Yeniden yerime oturmadan önce, oldukça eski dostlardan ve yine film piyasasından olan, Ferzan’ın ikiz kardeşleri Asaf ve de Sıddık Özpetek beylerle selamlaştım..
Birazcık da, ünlü ve önemli sinema eleştirmenlerimizden Banu Bozdemir hanfendinin sohbetiyle estirdiği Ankara misket havasıyla oyalandıktan kelli -kasap kedisi misali- soluğu tekrar büfenin önünde aldım..
Bu umarsız seferimden de elimde sadece çay bardağıyla yerime döndüm..
Vakit ilerliyor ve ben artık nevalelerden umudumu tamamen kesiyordum.. Bir yudum çayı, sıcacık bir dereotlu poğçayı ısırır gibi yudumluyor, sonra -sözde- ağzımdakileri yutabilmek için de bir gıdım su içiyordum..
Koskoca filmi aç biilaç seyretmem artık kesinleşmişti.. Kaderime razı oldum.. Bizi oraya davet edip de aç koyanlara, en az kullanılmış sitemlerimi göndere göndere salona girdim..
Filmden sonra bizlere Şişhane yöresinde bir öğle yemeği vereceklerdi belki ama benim şimdi ve acilen ve de sadece bir poğaçaya ihtiyacım vardı kardeşim!.
Binaenaleyh, film çıkışı o yemek davetini de ‘tek başıma’ protesto etmek suretiyle bölgeden ayrıldım..
Benim yokluğumdan doğacak olan büyük boşluğun, o davetin bütün havasını alıp götüreceğinin gayet farkındaydım.. Lakin, bu mecbur bırakılmışlığımla, benden daha farklı bir davranış sanırım beklenemezdi.. Üzgünüm..
“Eşcinsellik hastalıktır, tedavi edilmelidir”
İtalya’da uzun yıllardır, en çok sevdiği ve en iyi yaptığı işi yaparken, ülkemizi de en iyi şekilde temsil eden yönetmenimiz Ferzan Özpetek, mottosu: “Aşktan daha karmaşık olan tek şey ailedir” olan bu yeni filminde, Lecce kentinde yaşayan, makarna üreticisi bir İtalyan ailesinin yaşantısını, geçmişi ve bugünüyle ve de tüm sırlarıyla gözümüzün önüne seriyor..

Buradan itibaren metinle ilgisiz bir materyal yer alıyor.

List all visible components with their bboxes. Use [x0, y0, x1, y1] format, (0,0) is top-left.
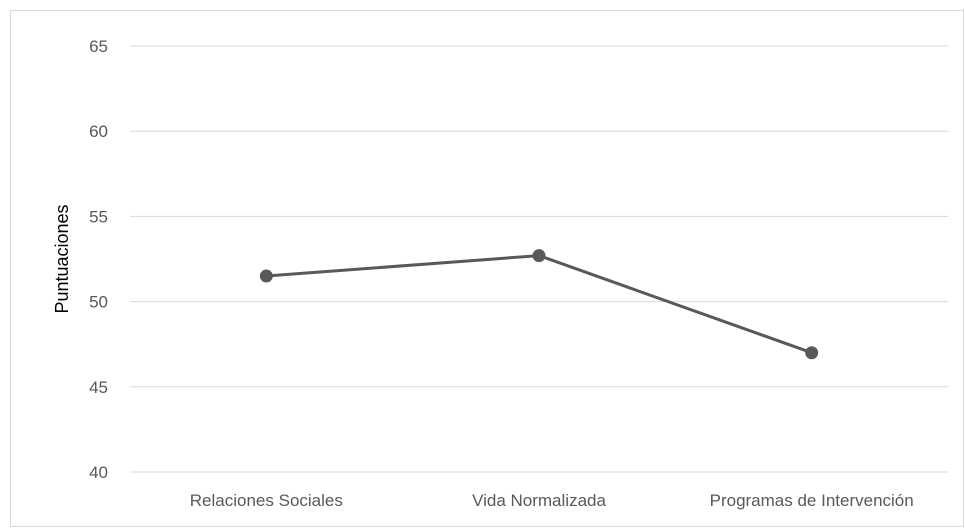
series-layer [259, 249, 819, 360]
y-tick-label: 40 [89, 463, 108, 482]
y-axis-tick-labels: 40 45 50 55 60 65 [89, 37, 108, 482]
x-tick-label: Relaciones Sociales [190, 491, 343, 510]
y-tick-label: 60 [89, 122, 108, 141]
y-tick-label: 50 [89, 293, 108, 312]
y-tick-label: 55 [89, 207, 108, 226]
data-point [805, 346, 819, 360]
y-tick-label: 45 [89, 378, 108, 397]
x-axis-tick-labels: Relaciones Sociales Vida Normalizada Progr… [190, 491, 914, 510]
gridlines [130, 45, 948, 473]
x-tick-label: Programas de Intervención [710, 491, 914, 510]
data-point [259, 269, 273, 283]
series-line [266, 254, 813, 355]
y-axis-title: Puntuaciones [52, 204, 72, 313]
data-point [532, 249, 546, 263]
x-tick-label: Vida Normalizada [472, 491, 606, 510]
chart-area [10, 10, 964, 527]
y-tick-label: 65 [89, 37, 108, 56]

Senaryosunu Ivan Cotroneo ile birlikte yazdığı bu filmini babasına adayan Özpetek’in, makarna kralı babasına işletme okuyorum diyerek, Roma’da edebiyat okuyan ve yazarlıktan başka bir iş yapmamaya da yeminli eşcinsel Tommaso’nun üzerinden kendi özel yaşantısının bazı anlarına pencereler açtığını hissetmemek mümkün değil..
Aynen benim -adı lazım değil- sayın patronum gibi ya da pek manalı bir tamlama olan ‘erkek adam’ anlayışıyla yetişen her geleneksel erkek gibi ‘homofobik’ biri olan babasından ve ailesinden sakladığı cinsel tercihini açıklama kararıyla memleketine dönen Tommaso (Riccardo Scamarcio), ‘acı gerçeği’ söylemeden hemen önce, ağbisi Antonio (Alessandro Preziosi)’nun da bir sır sakladığı ortaya çıkmıştır.. Bundan böyle bütün işler ve her türlü ‘evdeki hesaplar’ tamamen çıkmaza girer..
Daha geçenlerde, “Eşcinsellik hastalıktır, tedavi edilmelidir” buyurarak ortalığı karıştırmış bulunan, homofobiden -pardon- kadından sorumlu devlet bakanı Selma Aliye Kavaf’ın bu sözlerine karşılık olarak film, öylesine tokat gibi bir cevap yapıştırıyor ki bu harika zamanlamaya şaşırmamak elde değil..
Ferzan Özpetek, adeta bu olacakları çok önceden tahmin edermişcesine bir sahne yaratarak, filmde oğlanın annesine, gerçek hayatta da bayan bakana ‘özgürlük’ dersi verirken, mealen şöyle diyor: Eşcinsellik bir hastalık değil, bir davranış, bir tercih şeklidir.. ‘İyileşme’ diye bir şey olamayacağı gibi, daha da ‘kötüye gitmesi’ ise kaçınılmazdır!
Konu edindiği eşcinsel temalar, her türden ‘başat’ kadın figürlerin yanı sıra oldukça etkisiz, beceriksiz erkeklerin varlığıyla ve hüznün yanında, yüksek dozajlı eğlencenin coşkusu yüklü Mine Vaganti, Özpetek’i, “İtalya’nın Almodovar’ı” unvanına daha bi yaklaştırmış gibi geldi bana..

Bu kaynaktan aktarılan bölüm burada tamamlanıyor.